Finding the Limit of a Series - Solve Unknown Problem

[Frillth]

I have the following problem:
http://img432.imageshack.us/img432/9461/problemax9.jpg
I know for a fact that the answer is not 0, but I have no idea how to actually find the answer. I've never seen a similar problem before, and I'm not really sure how to start it.

 

[StatusX]

Can you find a function such that if you approximate its integral over some range by n rectangular strips, you get that sum? Then the limit would just be the integral over that range.

 

[quasar987]

I think there's a more direct approach.

Remember that a series is a sequence of partial sums. The general term of the sequence is

$$a_n=\sum_{k=1}^{n}\frac{k}{n^2} = \frac{1}{n^2}\sum_{k=1}^{n} k=?$$

You know how to do that sum on the left, and thus you can find an explicit form of the general term.

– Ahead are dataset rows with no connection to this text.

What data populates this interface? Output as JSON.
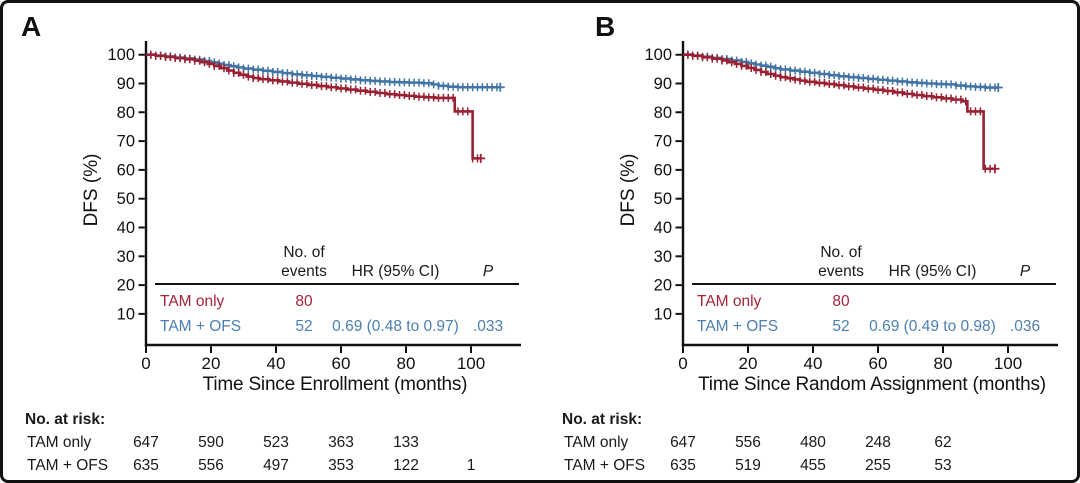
{
  "figure": {
    "description": "Two-panel Kaplan-Meier disease-free survival figure comparing TAM only vs TAM + OFS",
    "background": "#ffffff",
    "border_color": "#111111"
  },
  "colors": {
    "tam_only_curve": "#9A2033",
    "tam_ofs_curve": "#4274A5",
    "tam_only_text": "#A42439",
    "tam_ofs_text": "#4C7FB2",
    "axis": "#111111",
    "text": "#1a1a1a"
  },
  "panels": [
    {
      "letter": "A",
      "y_axis_title": "DFS (%)",
      "x_axis_title": "Time Since Enrollment (months)",
      "stats_table": {
        "header_events_line1": "No. of",
        "header_events_line2": "events",
        "header_hr": "HR (95% CI)",
        "header_p": "P",
        "rows": [
          {
            "name": "TAM only",
            "events": "80",
            "hr": "",
            "p": ""
          },
          {
            "name": "TAM + OFS",
            "events": "52",
            "hr": "0.69 (0.48 to 0.97)",
            "p": ".033"
          }
        ]
      },
      "at_risk": {
        "title": "No. at risk:",
        "rows": [
          {
            "name": "TAM only",
            "counts": [
              "647",
              "590",
              "523",
              "363",
              "133",
              ""
            ]
          },
          {
            "name": "TAM + OFS",
            "counts": [
              "635",
              "556",
              "497",
              "353",
              "122",
              "1"
            ]
          }
        ]
      }
    },
    {
      "letter": "B",
      "y_axis_title": "DFS (%)",
      "x_axis_title": "Time Since Random Assignment (months)",
      "stats_table": {
        "header_events_line1": "No. of",
        "header_events_line2": "events",
        "header_hr": "HR (95% CI)",
        "header_p": "P",
        "rows": [
          {
            "name": "TAM only",
            "events": "80",
            "hr": "",
            "p": ""
          },
          {
            "name": "TAM + OFS",
            "events": "52",
            "hr": "0.69 (0.49 to 0.98)",
            "p": ".036"
          }
        ]
      },
      "at_risk": {
        "title": "No. at risk:",
        "rows": [
          {
            "name": "TAM only",
            "counts": [
              "647",
              "556",
              "480",
              "248",
              "62",
              ""
            ]
          },
          {
            "name": "TAM + OFS",
            "counts": [
              "635",
              "519",
              "455",
              "255",
              "53",
              ""
            ]
          }
        ]
      }
    }
  ],
  "chart_data": [
    {
      "type": "line",
      "subtype": "kaplan-meier-step",
      "title": "A",
      "xlabel": "Time Since Enrollment (months)",
      "ylabel": "DFS (%)",
      "xlim": [
        0,
        113
      ],
      "ylim": [
        0,
        100
      ],
      "x_ticks": [
        0,
        20,
        40,
        60,
        80,
        100
      ],
      "y_ticks": [
        100,
        90,
        80,
        70,
        60,
        50,
        40,
        30,
        20,
        10
      ],
      "grid": false,
      "legend_position": "none",
      "series": [
        {
          "name": "TAM only",
          "color": "#9A2033",
          "end_month": 103,
          "points": [
            [
              0,
              100
            ],
            [
              3,
              99.6
            ],
            [
              6,
              99.2
            ],
            [
              9,
              98.8
            ],
            [
              12,
              98.4
            ],
            [
              15,
              97.9
            ],
            [
              17,
              97.4
            ],
            [
              19,
              96.8
            ],
            [
              21,
              96.1
            ],
            [
              23,
              95.3
            ],
            [
              25,
              94.5
            ],
            [
              27,
              93.7
            ],
            [
              29,
              93
            ],
            [
              31,
              92.4
            ],
            [
              33,
              91.9
            ],
            [
              35,
              91.5
            ],
            [
              38,
              91.1
            ],
            [
              41,
              90.7
            ],
            [
              44,
              90.3
            ],
            [
              47,
              89.9
            ],
            [
              50,
              89.5
            ],
            [
              53,
              89.1
            ],
            [
              56,
              88.7
            ],
            [
              59,
              88.3
            ],
            [
              62,
              87.9
            ],
            [
              65,
              87.5
            ],
            [
              68,
              87.1
            ],
            [
              71,
              86.7
            ],
            [
              74,
              86.3
            ],
            [
              77,
              86
            ],
            [
              80,
              85.7
            ],
            [
              83,
              85.4
            ],
            [
              86,
              85.2
            ],
            [
              89,
              85
            ],
            [
              95,
              80.3
            ],
            [
              100.5,
              64
            ]
          ]
        },
        {
          "name": "TAM + OFS",
          "color": "#4274A5",
          "end_month": 109,
          "points": [
            [
              0,
              100
            ],
            [
              3,
              99.7
            ],
            [
              6,
              99.4
            ],
            [
              9,
              99
            ],
            [
              12,
              98.7
            ],
            [
              15,
              98.3
            ],
            [
              18,
              97.8
            ],
            [
              20,
              97.3
            ],
            [
              22,
              96.9
            ],
            [
              24,
              96.4
            ],
            [
              26,
              96
            ],
            [
              28,
              95.6
            ],
            [
              30,
              95.2
            ],
            [
              33,
              94.8
            ],
            [
              36,
              94.4
            ],
            [
              39,
              94
            ],
            [
              42,
              93.6
            ],
            [
              45,
              93.2
            ],
            [
              48,
              92.9
            ],
            [
              51,
              92.6
            ],
            [
              54,
              92.3
            ],
            [
              57,
              92
            ],
            [
              60,
              91.7
            ],
            [
              63,
              91.4
            ],
            [
              66,
              91.1
            ],
            [
              69,
              90.9
            ],
            [
              72,
              90.7
            ],
            [
              75,
              90.5
            ],
            [
              78,
              90.4
            ],
            [
              81,
              90.3
            ],
            [
              85,
              90.1
            ],
            [
              88,
              89.7
            ],
            [
              90,
              89.2
            ],
            [
              93,
              88.9
            ],
            [
              96,
              88.7
            ]
          ]
        }
      ]
    },
    {
      "type": "line",
      "subtype": "kaplan-meier-step",
      "title": "B",
      "xlabel": "Time Since Random Assignment (months)",
      "ylabel": "DFS (%)",
      "xlim": [
        0,
        113
      ],
      "ylim": [
        0,
        100
      ],
      "x_ticks": [
        0,
        20,
        40,
        60,
        80,
        100
      ],
      "y_ticks": [
        100,
        90,
        80,
        70,
        60,
        50,
        40,
        30,
        20,
        10
      ],
      "grid": false,
      "legend_position": "none",
      "series": [
        {
          "name": "TAM only",
          "color": "#9A2033",
          "end_month": 96,
          "points": [
            [
              0,
              100
            ],
            [
              3,
              99.6
            ],
            [
              6,
              99.1
            ],
            [
              9,
              98.6
            ],
            [
              12,
              98
            ],
            [
              14,
              97.4
            ],
            [
              16,
              96.8
            ],
            [
              18,
              96.1
            ],
            [
              20,
              95.4
            ],
            [
              22,
              94.7
            ],
            [
              24,
              94
            ],
            [
              26,
              93.3
            ],
            [
              28,
              92.7
            ],
            [
              30,
              92.2
            ],
            [
              32,
              91.8
            ],
            [
              34,
              91.4
            ],
            [
              36,
              91
            ],
            [
              38,
              90.6
            ],
            [
              41,
              90.2
            ],
            [
              44,
              89.8
            ],
            [
              47,
              89.4
            ],
            [
              50,
              89
            ],
            [
              53,
              88.6
            ],
            [
              56,
              88.2
            ],
            [
              59,
              87.8
            ],
            [
              62,
              87.4
            ],
            [
              65,
              86.9
            ],
            [
              68,
              86.4
            ],
            [
              71,
              86
            ],
            [
              74,
              85.6
            ],
            [
              77,
              85.2
            ],
            [
              80,
              84.8
            ],
            [
              83,
              84.4
            ],
            [
              86,
              83.8
            ],
            [
              87.5,
              80.3
            ],
            [
              92.5,
              60.4
            ]
          ]
        },
        {
          "name": "TAM + OFS",
          "color": "#4274A5",
          "end_month": 97,
          "points": [
            [
              0,
              100
            ],
            [
              3,
              99.7
            ],
            [
              6,
              99.3
            ],
            [
              9,
              98.9
            ],
            [
              12,
              98.5
            ],
            [
              15,
              98
            ],
            [
              18,
              97.5
            ],
            [
              20,
              97
            ],
            [
              22,
              96.6
            ],
            [
              24,
              96.2
            ],
            [
              26,
              95.8
            ],
            [
              28,
              95.3
            ],
            [
              30,
              94.9
            ],
            [
              33,
              94.5
            ],
            [
              36,
              94.1
            ],
            [
              39,
              93.7
            ],
            [
              42,
              93.3
            ],
            [
              45,
              92.9
            ],
            [
              48,
              92.5
            ],
            [
              51,
              92.2
            ],
            [
              54,
              91.9
            ],
            [
              57,
              91.6
            ],
            [
              60,
              91.3
            ],
            [
              63,
              91
            ],
            [
              66,
              90.7
            ],
            [
              69,
              90.4
            ],
            [
              72,
              90.2
            ],
            [
              75,
              90
            ],
            [
              78,
              89.8
            ],
            [
              81,
              89.7
            ],
            [
              84,
              89.3
            ],
            [
              87,
              89
            ],
            [
              90,
              88.8
            ],
            [
              93,
              88.6
            ]
          ]
        }
      ]
    }
  ]
}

Just take the limit.

 

[Frillth]

I'm not really sure what you mean by the explicit form of the general term. Can you give me a little more help, please?

 

[quasar987]

Do you know what

$$\sum_{k=1}^{n} k$$

sums to? It's sometimes called "Gauss' sum" named after the 8 years old who found the value of the sum in his head when asked to compute the sum of the first 50 integers.

 

[StatusX]

So you can get that sum directly in a few different ways, the simplest of which is to consider the pictures:

*0

**0
*00

***0
**00
*000

etc.

If you know that formula, that's definitely the easiest way. What I was suggesting might be overkill, and I was thinking of it because it's the way you would go about this if you had a higher power of k, ie:

$$\sum_{k=1}^{n}\frac{k^p}{n^{p+1}}$$

 

[Frillth]

Oh, duh! I can't believe I didn't think of that. Thanks!

 

[quasar987]

Generally, given an infinite series

$$\sum_{k=1}^{+\infty}b_n$$

you cannot put the general term $a_n=\sum_{k=1}^n b_n$ of the sequence of partial sums in a friendly form that allows for direct computation of the value of the series by just taking the limit:

$$\lim_{n\rightarrow +\infty}a_n$$.

But the series you're dealing with is one of these rare case where the general term has a friendly form in terms of n that allows for this method of calculating the sum to work.